Fotografía de Fregenal de la Sierra (Badajoz), destacando su castillo templario (Fuente: Ayuntamiento de Fregenal de la Sierra)

Todo ello quedaba incluso personalizado en la figura de un religioso, que bien conocía aquel arzobispado sevillano. Era el mismísimo demonio para él. El inquisidor no era otro que el doctor en decretos don Francisco Sánchez de la Fuente. No suscitaba demasiados buenos recuerdos para Juan de la Sierra su aparición en Ciudad Real, aunque tampoco gozaba de las simpatías del otro compañero de aquel terrible tribunal, el licenciado en Santa Teología don Pedro Díaz de la Costana, inquisidor ordinario.

Aquellos temores impulsarían a llevar unos nuevos derroteros en torno a los cuales giraría el diálogo de Juan y el párroco. A pesar de la conversión de ambos, sabían el peligro que corrían por un futuro decreto de expulsión que provocaría la fuga de muchos de sus compañeros de religión, otros convertidos e incluso los que desgraciadamente debía perecer al no darles tiempo a elegir ni uno ni otro rumbo.

-Dime entonces, Juan. ¿En qué puedo ayudarte si ambos estamos sometidos a la misma amenaza?

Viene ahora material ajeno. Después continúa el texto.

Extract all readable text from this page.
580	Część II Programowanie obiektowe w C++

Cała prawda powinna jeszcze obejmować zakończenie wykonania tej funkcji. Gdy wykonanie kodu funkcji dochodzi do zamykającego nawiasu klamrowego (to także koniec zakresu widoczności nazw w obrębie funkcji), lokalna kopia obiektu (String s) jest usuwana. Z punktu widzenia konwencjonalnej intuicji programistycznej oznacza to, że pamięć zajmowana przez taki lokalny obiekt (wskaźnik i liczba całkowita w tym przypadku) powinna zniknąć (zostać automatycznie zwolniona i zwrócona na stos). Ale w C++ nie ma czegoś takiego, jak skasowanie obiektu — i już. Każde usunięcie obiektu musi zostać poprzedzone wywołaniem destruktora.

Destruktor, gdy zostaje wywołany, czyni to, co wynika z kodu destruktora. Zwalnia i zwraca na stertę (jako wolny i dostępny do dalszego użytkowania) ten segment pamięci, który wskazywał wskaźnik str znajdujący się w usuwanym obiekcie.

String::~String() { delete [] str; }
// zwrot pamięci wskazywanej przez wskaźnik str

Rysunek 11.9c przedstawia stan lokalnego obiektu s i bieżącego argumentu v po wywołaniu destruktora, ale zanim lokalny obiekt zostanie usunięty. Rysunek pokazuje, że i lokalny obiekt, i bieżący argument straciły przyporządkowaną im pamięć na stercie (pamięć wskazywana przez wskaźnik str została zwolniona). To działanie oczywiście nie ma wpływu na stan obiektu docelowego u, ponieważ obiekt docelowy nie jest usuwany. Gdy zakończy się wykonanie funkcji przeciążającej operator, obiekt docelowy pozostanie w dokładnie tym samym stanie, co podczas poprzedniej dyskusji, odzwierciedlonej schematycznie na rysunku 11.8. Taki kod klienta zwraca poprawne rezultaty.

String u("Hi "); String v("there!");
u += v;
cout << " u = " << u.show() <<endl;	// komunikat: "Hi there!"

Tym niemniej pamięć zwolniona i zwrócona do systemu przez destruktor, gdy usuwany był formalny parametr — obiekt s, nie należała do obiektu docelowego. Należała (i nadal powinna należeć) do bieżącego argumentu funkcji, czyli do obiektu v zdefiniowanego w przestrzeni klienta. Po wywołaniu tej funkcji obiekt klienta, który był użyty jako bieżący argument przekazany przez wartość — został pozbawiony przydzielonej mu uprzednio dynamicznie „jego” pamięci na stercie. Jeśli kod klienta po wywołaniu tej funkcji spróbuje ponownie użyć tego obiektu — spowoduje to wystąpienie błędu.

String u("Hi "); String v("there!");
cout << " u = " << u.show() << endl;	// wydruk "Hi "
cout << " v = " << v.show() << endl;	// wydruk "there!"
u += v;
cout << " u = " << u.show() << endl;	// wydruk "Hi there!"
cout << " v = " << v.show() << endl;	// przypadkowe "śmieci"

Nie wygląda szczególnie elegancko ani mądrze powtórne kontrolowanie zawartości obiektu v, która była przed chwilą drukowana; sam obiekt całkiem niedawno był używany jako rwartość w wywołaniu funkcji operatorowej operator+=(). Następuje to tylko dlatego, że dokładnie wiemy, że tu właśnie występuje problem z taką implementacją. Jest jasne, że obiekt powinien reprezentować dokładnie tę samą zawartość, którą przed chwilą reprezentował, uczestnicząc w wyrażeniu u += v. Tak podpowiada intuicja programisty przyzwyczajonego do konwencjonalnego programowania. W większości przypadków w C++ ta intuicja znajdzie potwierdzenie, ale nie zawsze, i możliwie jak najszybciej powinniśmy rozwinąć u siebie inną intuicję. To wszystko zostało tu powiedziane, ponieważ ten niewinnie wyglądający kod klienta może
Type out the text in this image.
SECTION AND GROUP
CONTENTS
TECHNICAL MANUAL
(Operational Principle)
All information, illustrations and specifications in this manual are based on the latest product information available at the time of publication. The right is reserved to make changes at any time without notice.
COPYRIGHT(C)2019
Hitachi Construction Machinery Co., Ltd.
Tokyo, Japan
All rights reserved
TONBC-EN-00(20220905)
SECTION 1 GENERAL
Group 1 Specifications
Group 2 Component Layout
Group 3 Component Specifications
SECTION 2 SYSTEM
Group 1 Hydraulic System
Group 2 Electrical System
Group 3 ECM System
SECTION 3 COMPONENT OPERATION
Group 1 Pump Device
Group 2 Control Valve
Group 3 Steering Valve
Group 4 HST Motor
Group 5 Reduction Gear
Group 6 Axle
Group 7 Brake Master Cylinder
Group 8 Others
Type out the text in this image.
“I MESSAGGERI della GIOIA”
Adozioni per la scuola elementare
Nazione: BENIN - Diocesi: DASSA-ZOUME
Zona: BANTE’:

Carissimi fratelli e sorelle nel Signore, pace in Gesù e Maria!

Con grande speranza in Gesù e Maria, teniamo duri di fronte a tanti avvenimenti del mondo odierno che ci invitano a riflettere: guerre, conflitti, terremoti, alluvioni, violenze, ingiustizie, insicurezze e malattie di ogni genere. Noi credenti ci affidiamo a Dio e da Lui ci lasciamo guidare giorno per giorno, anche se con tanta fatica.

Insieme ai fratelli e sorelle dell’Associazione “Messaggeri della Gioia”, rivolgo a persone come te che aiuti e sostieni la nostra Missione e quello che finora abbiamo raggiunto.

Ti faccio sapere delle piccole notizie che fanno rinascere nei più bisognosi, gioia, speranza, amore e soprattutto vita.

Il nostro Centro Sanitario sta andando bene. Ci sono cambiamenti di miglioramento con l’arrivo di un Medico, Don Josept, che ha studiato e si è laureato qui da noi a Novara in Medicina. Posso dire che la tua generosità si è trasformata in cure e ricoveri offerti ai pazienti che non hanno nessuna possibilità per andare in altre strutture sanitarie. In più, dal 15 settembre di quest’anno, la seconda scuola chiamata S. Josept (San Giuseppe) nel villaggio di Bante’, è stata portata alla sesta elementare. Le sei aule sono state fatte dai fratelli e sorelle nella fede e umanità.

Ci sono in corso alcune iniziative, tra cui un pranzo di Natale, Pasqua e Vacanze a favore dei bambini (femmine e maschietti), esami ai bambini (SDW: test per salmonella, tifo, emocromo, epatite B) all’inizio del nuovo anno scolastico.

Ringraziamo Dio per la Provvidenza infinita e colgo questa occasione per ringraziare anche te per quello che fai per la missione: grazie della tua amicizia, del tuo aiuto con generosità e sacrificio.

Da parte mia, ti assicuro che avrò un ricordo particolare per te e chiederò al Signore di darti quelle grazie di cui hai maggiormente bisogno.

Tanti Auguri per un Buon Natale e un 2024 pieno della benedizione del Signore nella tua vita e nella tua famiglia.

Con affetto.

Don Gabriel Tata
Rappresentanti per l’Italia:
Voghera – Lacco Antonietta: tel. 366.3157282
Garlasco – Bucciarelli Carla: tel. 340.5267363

-Verá, pater, un hábito siempre da más respeto a la hora de servir de carta de presentación a las palabras que uno pueda expresar. Las garantías de ser creíble entre los que son de mi sangre, y que me consideran ya un gentil, son más bien escasas, aunque la línea que une a una madre con un hijo, aquel cordón umbilical que se cortó físicamente al nacer es difícil que se rompa en realidad a pesar de las pruebas a las que se vea sometida su confianza. No puedo pensar en quién más podría ayudarme en tan difícil tesitura pues de mis familiares la única en la que ahora podría confiar es mi propia esposa, además de estar bajo mi responsabilidad el cuidado de mis dos jóvenes hijas.

-Veo que te encuentras en un callejón sin salida. No te queda otro remedio que convencer a tu querida madre de cualquier manera. Tampoco pienses en lo que le pueda lastimar, que siempre le dolerá mucho más cualquiera de sus hijos. Bien lo sé pues algunas de las chismosas vecinas de esta villa no han parado de ponerme al tanto de los pormenores de las hermanas María, Leonor y Elvira y todos aquellos que venían en su compañía. Además, tu madre no puede permitirse perder a nadie más de su familia. Ya ocurrió con Alfonso, tu padre, y no creo que quisiera que tú desaparecieras de su vida. ¿No lo crees así, Juan?- respondió el cura.

-No estoy tan seguro, pues sé que le reclamo demasiado a quien durante meses me llevó en su vientre. No le puedo exigir que renuncie a todo aquello que es parte de su ser: sus creencias, su fe. Pero no puedo hacer otra cosa, aunque creo que he sido muy brusco al pedírselo y tras ultimar algunos detalles para mi regreso, volveré a hablarle con ella para encontrar una solución más favorable. Espero que me escuche esta vez, pues mi vuelta ya no puede demorarse mucho tiempo más.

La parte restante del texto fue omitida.